Virginia Gov. Ralph Northam issued an eleventh-hour pardon to state Sen. Joe Morrissey, who was convicted in 2014 for a misdemeanor count over a relationship with a 17-year-old receptionist at his law firm who later became his wife.
Morrissey, who like Northam is a Democrat, said he learned of the simple pardon Thursday after he sent a petition at the end of November.
"To say that I was extremely pleased with what the governor did would be, perhaps for me, the understatement of the 2022 General Assembly session," he said, according to the Richmond Times-Dispatch. "Most importantly, my wife is grateful."
Morrissey, now 64, left his seat in the House of Delegates eight years ago after being convicted of contributing to the delinquency of a minor. He won reelection as an independent in a special election a short time later and spent nights in jail while working during the day in the General Assembly as part of a work-release sentence.
Morrissey's career over the years has been marked with more controversy, including disbarment, failed bids for Richmond mayor, and winning his current state Senate seat in 2019. He is married to the woman at the center of the 2014 conviction, Myrna Morrissey, and they have four children together.
Northam announced Friday that he has granted pardons to over 1,200 Virginians over the past four years, including exonerating eight individuals who he said served lengthy prison sentences after being wrongfully convicted.
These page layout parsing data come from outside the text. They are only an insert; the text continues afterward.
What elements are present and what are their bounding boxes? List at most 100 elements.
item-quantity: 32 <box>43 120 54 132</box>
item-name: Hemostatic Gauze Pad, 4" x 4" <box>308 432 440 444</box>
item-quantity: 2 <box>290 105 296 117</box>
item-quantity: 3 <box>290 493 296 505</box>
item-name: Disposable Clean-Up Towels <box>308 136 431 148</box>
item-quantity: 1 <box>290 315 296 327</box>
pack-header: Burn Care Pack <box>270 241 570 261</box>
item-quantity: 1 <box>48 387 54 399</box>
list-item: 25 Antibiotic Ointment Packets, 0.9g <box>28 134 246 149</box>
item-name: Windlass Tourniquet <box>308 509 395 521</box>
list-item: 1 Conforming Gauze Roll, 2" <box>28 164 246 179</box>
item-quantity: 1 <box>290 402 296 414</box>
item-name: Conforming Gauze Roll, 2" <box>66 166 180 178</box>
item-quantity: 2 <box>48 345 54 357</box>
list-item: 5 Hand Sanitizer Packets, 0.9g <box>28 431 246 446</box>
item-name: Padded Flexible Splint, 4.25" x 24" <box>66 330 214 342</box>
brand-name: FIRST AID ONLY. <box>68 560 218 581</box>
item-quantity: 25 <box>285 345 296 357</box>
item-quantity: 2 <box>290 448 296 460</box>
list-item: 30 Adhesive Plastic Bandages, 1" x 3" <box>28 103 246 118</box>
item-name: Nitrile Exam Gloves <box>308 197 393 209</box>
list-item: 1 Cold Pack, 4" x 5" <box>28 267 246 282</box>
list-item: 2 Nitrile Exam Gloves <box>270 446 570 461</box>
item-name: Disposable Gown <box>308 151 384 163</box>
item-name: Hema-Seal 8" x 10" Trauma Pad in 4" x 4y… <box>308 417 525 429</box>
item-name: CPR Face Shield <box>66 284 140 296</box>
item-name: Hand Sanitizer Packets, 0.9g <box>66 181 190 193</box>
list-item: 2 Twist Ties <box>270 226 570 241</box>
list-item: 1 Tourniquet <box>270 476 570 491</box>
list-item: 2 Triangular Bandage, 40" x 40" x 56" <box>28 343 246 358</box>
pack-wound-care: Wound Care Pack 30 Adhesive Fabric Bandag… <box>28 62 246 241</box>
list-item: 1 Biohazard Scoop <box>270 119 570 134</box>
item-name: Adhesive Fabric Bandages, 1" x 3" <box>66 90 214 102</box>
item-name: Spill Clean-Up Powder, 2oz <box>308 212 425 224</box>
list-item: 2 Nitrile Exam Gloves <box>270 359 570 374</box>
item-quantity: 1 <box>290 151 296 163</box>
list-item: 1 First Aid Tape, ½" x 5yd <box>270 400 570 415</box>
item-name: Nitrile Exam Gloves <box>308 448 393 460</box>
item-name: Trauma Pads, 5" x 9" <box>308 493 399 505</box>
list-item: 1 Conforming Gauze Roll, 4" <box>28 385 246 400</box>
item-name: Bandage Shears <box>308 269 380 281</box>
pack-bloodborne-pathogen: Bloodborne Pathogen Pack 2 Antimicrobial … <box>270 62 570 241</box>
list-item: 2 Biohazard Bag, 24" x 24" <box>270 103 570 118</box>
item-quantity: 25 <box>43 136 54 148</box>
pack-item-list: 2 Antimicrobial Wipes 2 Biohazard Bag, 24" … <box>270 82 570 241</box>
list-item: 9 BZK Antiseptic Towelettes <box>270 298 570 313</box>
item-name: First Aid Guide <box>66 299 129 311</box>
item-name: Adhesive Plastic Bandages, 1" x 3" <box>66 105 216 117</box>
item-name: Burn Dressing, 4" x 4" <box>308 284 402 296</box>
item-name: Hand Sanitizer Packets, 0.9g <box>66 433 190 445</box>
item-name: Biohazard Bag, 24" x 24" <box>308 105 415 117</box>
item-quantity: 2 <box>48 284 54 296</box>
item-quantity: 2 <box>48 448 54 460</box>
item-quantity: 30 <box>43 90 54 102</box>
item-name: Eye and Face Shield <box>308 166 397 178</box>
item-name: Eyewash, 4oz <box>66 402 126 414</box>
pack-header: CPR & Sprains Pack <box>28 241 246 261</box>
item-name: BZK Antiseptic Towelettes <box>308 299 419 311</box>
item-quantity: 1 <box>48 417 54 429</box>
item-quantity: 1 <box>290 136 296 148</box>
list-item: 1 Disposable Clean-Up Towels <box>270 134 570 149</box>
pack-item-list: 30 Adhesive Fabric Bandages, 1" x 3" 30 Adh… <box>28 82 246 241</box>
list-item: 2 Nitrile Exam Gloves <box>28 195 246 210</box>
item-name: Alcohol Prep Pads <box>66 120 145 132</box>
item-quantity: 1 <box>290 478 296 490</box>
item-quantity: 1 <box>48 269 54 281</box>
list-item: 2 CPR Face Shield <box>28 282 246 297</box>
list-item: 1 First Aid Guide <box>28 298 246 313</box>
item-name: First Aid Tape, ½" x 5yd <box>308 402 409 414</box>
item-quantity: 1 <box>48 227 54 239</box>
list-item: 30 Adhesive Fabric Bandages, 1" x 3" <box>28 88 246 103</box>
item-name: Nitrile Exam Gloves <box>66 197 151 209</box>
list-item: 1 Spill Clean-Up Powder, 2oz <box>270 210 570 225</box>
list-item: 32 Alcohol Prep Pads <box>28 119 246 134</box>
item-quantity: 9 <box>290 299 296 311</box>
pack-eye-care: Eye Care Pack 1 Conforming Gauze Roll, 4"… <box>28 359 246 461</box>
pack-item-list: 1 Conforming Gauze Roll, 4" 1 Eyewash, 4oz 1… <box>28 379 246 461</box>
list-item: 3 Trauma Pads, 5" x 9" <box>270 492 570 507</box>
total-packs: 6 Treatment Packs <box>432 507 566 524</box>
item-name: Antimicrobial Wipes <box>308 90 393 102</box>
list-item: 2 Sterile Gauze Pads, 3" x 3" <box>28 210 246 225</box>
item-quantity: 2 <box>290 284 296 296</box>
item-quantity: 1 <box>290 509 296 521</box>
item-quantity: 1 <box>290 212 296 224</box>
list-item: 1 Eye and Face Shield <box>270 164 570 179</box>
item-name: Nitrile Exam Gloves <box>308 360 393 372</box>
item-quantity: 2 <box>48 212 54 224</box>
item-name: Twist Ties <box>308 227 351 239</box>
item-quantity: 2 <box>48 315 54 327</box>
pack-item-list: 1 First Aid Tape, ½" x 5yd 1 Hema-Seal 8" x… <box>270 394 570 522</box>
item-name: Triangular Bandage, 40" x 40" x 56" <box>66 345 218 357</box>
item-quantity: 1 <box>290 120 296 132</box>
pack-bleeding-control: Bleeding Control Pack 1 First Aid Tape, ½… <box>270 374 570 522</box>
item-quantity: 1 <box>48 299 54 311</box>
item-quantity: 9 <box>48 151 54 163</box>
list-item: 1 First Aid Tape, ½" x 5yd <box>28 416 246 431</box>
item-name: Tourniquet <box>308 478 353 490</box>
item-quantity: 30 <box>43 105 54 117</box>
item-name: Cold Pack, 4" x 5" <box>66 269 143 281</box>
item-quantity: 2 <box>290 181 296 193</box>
"Virginians are forgiving people who believe in second chances," Northam said in a statement. "When people make mistakes, and pay their debts, they deserve the opportunity to return and be productive members of society. We can all be proud that Virginia has been able to provide thousands of deserving people the opportunity for a fresh start."
Northam leaves office Saturday. He will be succeeded by Republican Glenn Youngkin.